In-place operation in training time

The situation is as follows:
I have 3 blocks of NNs: A, B and C. B is nn.Embedding
I want A’s output will replace only one embedding in B. for instance: B[idx]=A_output
and I want that only A will train (B&C parameters freezes):

for step, batch in enumerate(train_dataloader):
    A_output = A(batch['input_1'])
    B.weight.data[index] = torch.zeros(A_output.shape)
    B.weight[idx] = B.weight[idx] + A_output
    B_output = B(batch['input_2'])
    C_output = C(B_output)
    loss = F.mse_loss(C_output, batch['target'], reduction="mean")
    loss.backward(retain_graph=True)
    optimizer.step()
    optimizer.zero_grad()

I’ve got:
one of the variables needed for gradient computation has been modified by an inplace operation: [torch.FloatTensor [512, 768]], which is output 0 of AsStridedBackward0, is at version 3; expected version 1 instead. Hint: the backtrace further above shows the operation that failed to compute its gradient. The variable in question was changed in there or anywhere later.
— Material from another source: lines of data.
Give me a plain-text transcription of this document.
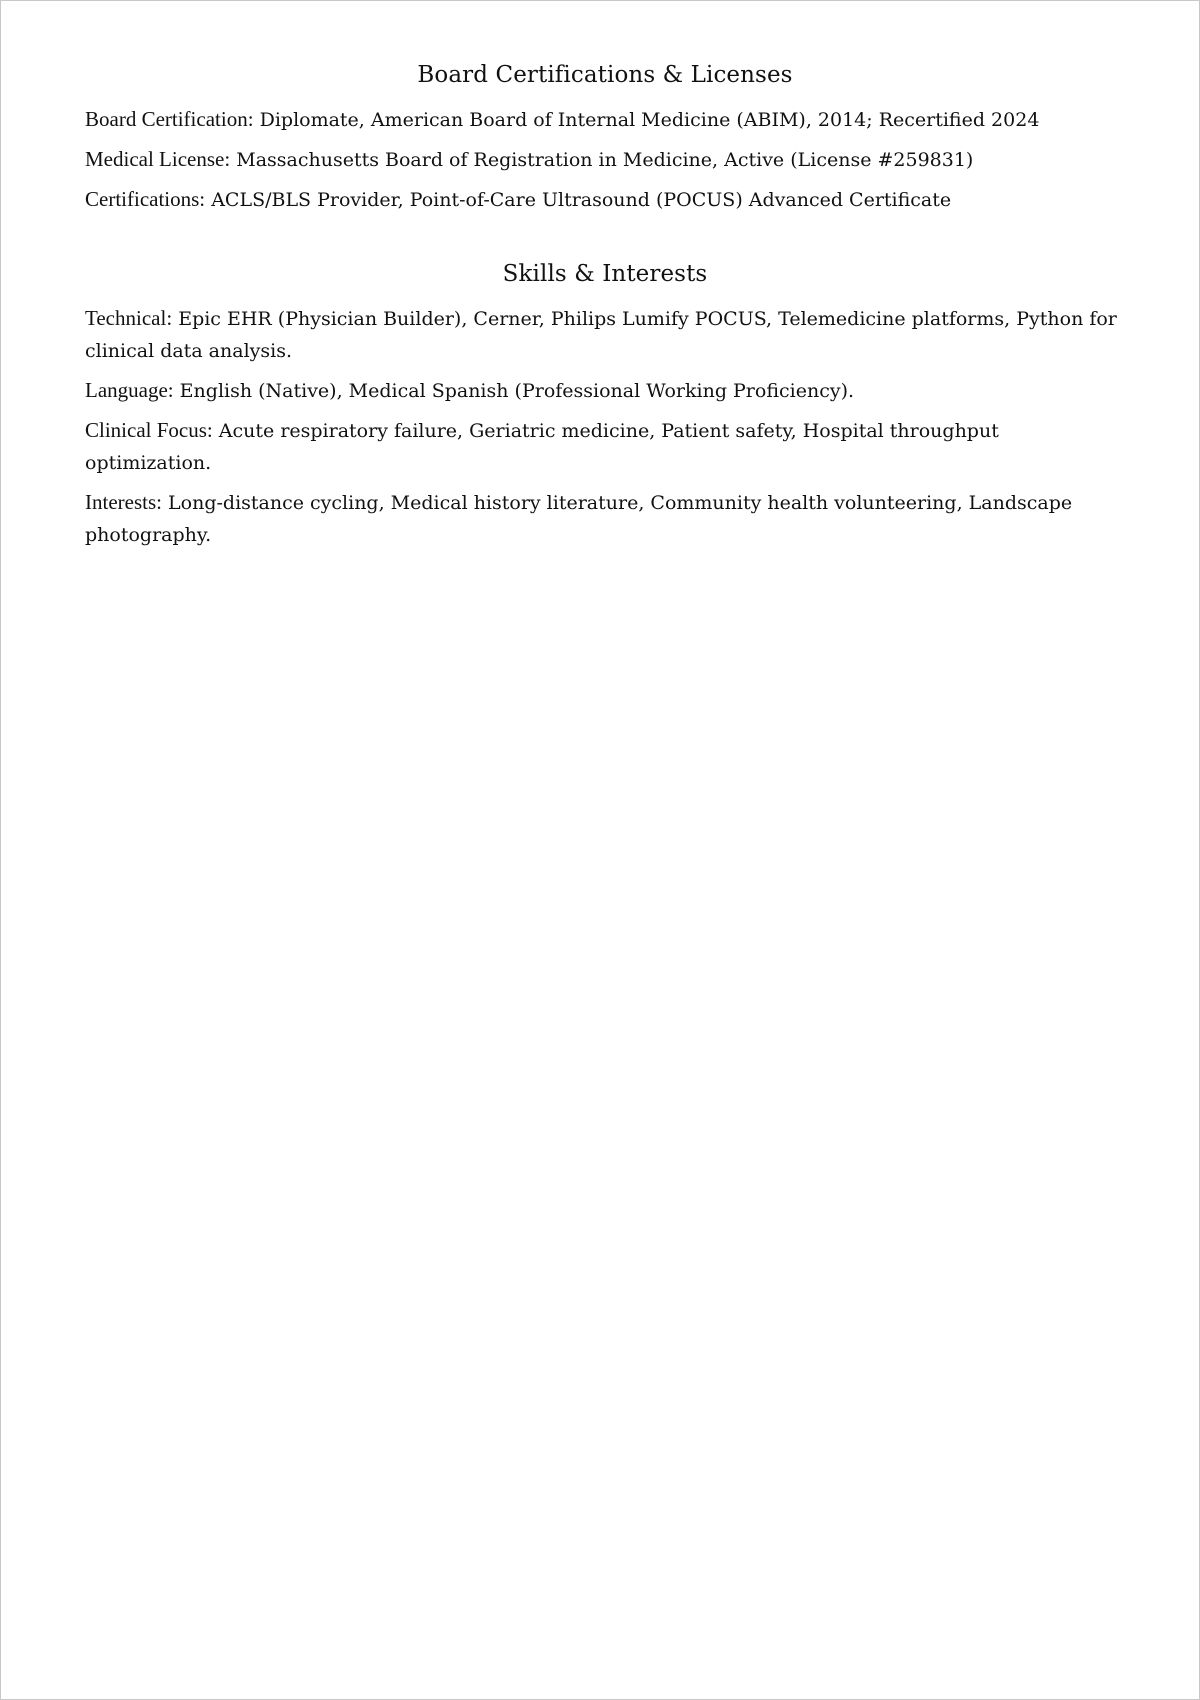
Board Certifications & Licenses

Board Certification: Diplomate, American Board of Internal Medicine (ABIM), 2014; Recertified 2024

Medical License: Massachusetts Board of Registration in Medicine, Active (License #259831)

Certifications: ACLS/BLS Provider, Point-of-Care Ultrasound (POCUS) Advanced Certificate

Skills & Interests

Technical: Epic EHR (Physician Builder), Cerner, Philips Lumify POCUS, Telemedicine platforms, Python for clinical data analysis.

Language: English (Native), Medical Spanish (Professional Working Proficiency).

Clinical Focus: Acute respiratory failure, Geriatric medicine, Patient safety, Hospital throughput optimization.

Interests: Long-distance cycling, Medical history literature, Community health volunteering, Landscape photography.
Good luck!

Any ideas?

Thanks

These lines of code are most likely causing the issue:

    B.weight.data[index] = torch.zeros(A_output.shape)
    B.weight[idx] = B.weight[idx] + A_output

since you are directly manipulating the internal .data attribute (which is deprecated as it could yield unwanted side effects) and manipulating the parameter inplace.
I don’t fully understand your use case since A_output would have a shape of [batch_size, *] (where * denotes additional dimensions) while the embedding matrixin B will have the shape [num_embeddings, embedding_dim], which thus does not have a dependency on the batch size.
Are you forcing the training to work with a batch size of 1 or how do you guarantee that the assignment would work?